Plus, I’ll be flying over the big pond to Oekonux 4 in Manchester, UK, later this month. I’ll be speaking about the same-old, same-old: Building the World’s First, Replicable, Open Source Global Village. During this same time, I’ll also be visiting with Chris of HydraRaptor, which to me is the most inspiring integrated technology development program next to Factor e Farm. You have to study the blog for some time to appreciate its depth. To me, it’s a school on the entire process and tools of open source product development – which provides many hints into the development of an effective, open engineering process. Such a process is one of the core contributions to humanity that we’d like to develop at Factor e Farm.

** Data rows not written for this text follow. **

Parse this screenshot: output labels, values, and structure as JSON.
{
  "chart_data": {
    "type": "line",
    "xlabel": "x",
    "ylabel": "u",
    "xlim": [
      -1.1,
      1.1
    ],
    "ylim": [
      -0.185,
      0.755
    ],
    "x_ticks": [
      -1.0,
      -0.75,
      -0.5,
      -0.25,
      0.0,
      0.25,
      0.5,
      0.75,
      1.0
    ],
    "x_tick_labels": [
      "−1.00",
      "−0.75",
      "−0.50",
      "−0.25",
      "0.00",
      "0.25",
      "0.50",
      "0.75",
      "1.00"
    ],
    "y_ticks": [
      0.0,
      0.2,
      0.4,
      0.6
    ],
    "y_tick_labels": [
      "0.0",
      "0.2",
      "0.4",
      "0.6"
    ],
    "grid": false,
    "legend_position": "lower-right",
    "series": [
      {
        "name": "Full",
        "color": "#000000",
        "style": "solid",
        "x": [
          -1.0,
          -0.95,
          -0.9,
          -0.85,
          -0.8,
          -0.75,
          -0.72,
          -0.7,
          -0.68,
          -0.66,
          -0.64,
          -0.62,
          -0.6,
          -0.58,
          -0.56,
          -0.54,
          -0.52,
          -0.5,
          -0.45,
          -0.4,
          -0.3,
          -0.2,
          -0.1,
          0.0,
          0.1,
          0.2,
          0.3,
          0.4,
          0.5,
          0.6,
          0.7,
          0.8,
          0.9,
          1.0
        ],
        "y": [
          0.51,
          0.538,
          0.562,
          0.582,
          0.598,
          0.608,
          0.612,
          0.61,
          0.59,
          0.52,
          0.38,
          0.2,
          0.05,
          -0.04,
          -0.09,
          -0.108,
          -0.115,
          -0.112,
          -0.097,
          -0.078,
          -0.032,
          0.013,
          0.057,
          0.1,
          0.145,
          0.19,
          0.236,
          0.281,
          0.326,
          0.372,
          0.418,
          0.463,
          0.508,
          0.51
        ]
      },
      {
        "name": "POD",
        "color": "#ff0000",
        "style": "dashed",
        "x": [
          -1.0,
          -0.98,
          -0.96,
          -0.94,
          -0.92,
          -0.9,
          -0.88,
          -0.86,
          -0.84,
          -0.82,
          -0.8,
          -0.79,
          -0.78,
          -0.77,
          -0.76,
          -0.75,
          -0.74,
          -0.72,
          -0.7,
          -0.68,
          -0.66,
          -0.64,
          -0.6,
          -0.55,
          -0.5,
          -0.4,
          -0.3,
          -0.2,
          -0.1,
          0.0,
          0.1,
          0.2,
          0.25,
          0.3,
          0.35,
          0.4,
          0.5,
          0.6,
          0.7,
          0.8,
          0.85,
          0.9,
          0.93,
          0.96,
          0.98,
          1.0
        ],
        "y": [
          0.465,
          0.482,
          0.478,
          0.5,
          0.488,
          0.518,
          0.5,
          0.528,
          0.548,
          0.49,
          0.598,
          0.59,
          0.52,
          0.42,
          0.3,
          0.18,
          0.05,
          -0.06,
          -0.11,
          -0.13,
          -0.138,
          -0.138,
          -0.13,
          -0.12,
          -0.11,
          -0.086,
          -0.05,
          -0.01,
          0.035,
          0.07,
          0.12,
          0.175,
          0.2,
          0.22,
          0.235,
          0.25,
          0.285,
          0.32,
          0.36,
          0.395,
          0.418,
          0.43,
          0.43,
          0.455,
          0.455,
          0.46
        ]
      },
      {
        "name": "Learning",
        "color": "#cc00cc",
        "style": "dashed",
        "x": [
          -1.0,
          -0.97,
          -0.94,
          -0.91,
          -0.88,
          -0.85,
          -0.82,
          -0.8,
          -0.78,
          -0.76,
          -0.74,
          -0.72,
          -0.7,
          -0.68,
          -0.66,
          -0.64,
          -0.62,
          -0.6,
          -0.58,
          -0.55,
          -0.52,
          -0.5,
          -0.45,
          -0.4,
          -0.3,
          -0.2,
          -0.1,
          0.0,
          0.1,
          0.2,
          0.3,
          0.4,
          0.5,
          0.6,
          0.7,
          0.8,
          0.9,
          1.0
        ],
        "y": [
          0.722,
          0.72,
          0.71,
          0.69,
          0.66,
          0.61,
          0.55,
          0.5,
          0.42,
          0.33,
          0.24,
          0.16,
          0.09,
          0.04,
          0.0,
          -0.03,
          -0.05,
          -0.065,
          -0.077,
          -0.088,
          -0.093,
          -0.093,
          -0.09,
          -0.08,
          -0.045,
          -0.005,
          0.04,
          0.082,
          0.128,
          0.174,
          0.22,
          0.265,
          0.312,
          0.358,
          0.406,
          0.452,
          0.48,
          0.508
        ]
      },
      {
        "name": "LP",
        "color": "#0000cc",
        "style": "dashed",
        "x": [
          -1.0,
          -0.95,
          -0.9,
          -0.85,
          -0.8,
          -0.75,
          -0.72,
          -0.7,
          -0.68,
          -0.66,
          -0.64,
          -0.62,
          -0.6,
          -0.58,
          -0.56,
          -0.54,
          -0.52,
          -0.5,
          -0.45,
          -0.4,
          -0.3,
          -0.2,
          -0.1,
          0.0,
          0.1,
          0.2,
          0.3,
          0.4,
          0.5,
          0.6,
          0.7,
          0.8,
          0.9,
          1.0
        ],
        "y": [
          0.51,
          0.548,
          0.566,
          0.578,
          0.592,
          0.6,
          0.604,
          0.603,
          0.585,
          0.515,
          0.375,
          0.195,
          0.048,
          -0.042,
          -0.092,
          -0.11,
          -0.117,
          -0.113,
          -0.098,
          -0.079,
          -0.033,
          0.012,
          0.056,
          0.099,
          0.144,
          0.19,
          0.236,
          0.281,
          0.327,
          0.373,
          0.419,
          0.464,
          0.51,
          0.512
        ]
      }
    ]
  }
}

All in all, these are exciting times. Publicity efforts are paying off, as we’ve got 8 people lined up to come here by summer time, and we’re in discussion with others. If you want to join Dream Team 30 or participate in other ways, the time is now. Or, subscribe to be a True Fan, as we have only 33 subscibers to this important work as of now. This is nowhere near our goals. We have 646 days left to build a working village. The prospects are good, however, as we found someone to produce a professional PR plan. Plus, the economy is crashing, and many skilled people are becoming available – so to say, by relaxing their work schedules. Factor e Farm could be a great opportunity, and perhaps a solution.